Still, the roads leading to the ski areas in western Germany look a lot like those in Austria this weekend, with cars parked for miles. Although the elevators were down and all services, including toilets, remained closed, skiers anxious for a descent on a snowy slope appeared in record numbers

“Please don’t come here,” said the Winterberg ski resort in a post on its Facebook page, pleading with people to stay home or, if they’re already on the road, to see each other.

In early December, France, Italy and Germany agreed to keep their ski areas closed during the holiday, in an effort to slow the pandemic. But Chancellor Sebastian Kurz of Austria fought hard for an industry that was widely appreciated and economically vital.
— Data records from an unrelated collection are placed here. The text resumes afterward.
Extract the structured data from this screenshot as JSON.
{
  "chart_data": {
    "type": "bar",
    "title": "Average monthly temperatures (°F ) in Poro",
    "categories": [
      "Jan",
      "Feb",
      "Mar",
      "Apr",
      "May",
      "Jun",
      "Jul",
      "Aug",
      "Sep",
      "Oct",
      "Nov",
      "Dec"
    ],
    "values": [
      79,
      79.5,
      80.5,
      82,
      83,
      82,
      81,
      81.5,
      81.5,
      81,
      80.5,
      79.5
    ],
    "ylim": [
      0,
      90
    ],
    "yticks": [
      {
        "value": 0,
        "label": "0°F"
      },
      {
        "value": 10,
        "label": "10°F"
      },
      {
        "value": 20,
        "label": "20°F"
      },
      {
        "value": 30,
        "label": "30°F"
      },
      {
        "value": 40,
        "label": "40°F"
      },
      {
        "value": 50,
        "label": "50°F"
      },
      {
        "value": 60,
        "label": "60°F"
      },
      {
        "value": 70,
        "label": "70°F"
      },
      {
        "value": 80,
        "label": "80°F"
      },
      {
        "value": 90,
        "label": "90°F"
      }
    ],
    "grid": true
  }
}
After weeks of heated debate in the European Union, Kurz found a middle ground in keeping the ski slopes open, but with tourists away. Hotels and restaurants remain closed and a 10-day quarantine has been imposed on anyone entering the country from abroad, in an effort to discourage weekend tourists and hikers, especially from Germany.

Like Austria, Switzerland, which is not a member of the EU, has also decided to allow its ski resorts to remain open, despite having an infection rate much higher than that of most of its neighbors, including Austria.

But after new, more communicable variants of the coronavirus emerged in Britain and South Africa, the Swiss decided on December 20 to stop all fighting in those two countries and demand that anyone who had arrived since December 14 pass 10 quarantined days.

While some skiers decided to pack up and return home immediately, others remained abandoned in their Swiss hotel rooms or rented accommodation, especially at the Verbier ski resort, which is popular with British tourists.

On Sunday, reports spread through the media that hundreds of British tourists defied isolation orders and fled the country in the darkness of the night, possibly crossing the nearby borders with France and Italy. The hotels realized what was happening when they found untouched breakfasts outside the doors of guests who were quarantined.

“It was a big problem – for us too – to receive information, when you just arrived, that you needed to stay in your room. I can understand that anyone finds any chance to return home, ”said Simon Wiget, director of tourism in Verbier. But he said he had no information on how many people had left the country and how they would have done so.

“Normally, they could not travel unless they were quarantined,” he said by phone. “They could not fly back, but it is possible to find a solution, perhaps on the highway.”

Jean-Marc Sandoz, communications representative for the municipality of Bagnes, part of the greater Verbier region, said he also did not have exact figures or details on the number of tourists who may have left.

“It is possible that some of them have been quarantined,” said Sandoz. “They were not prisoners.”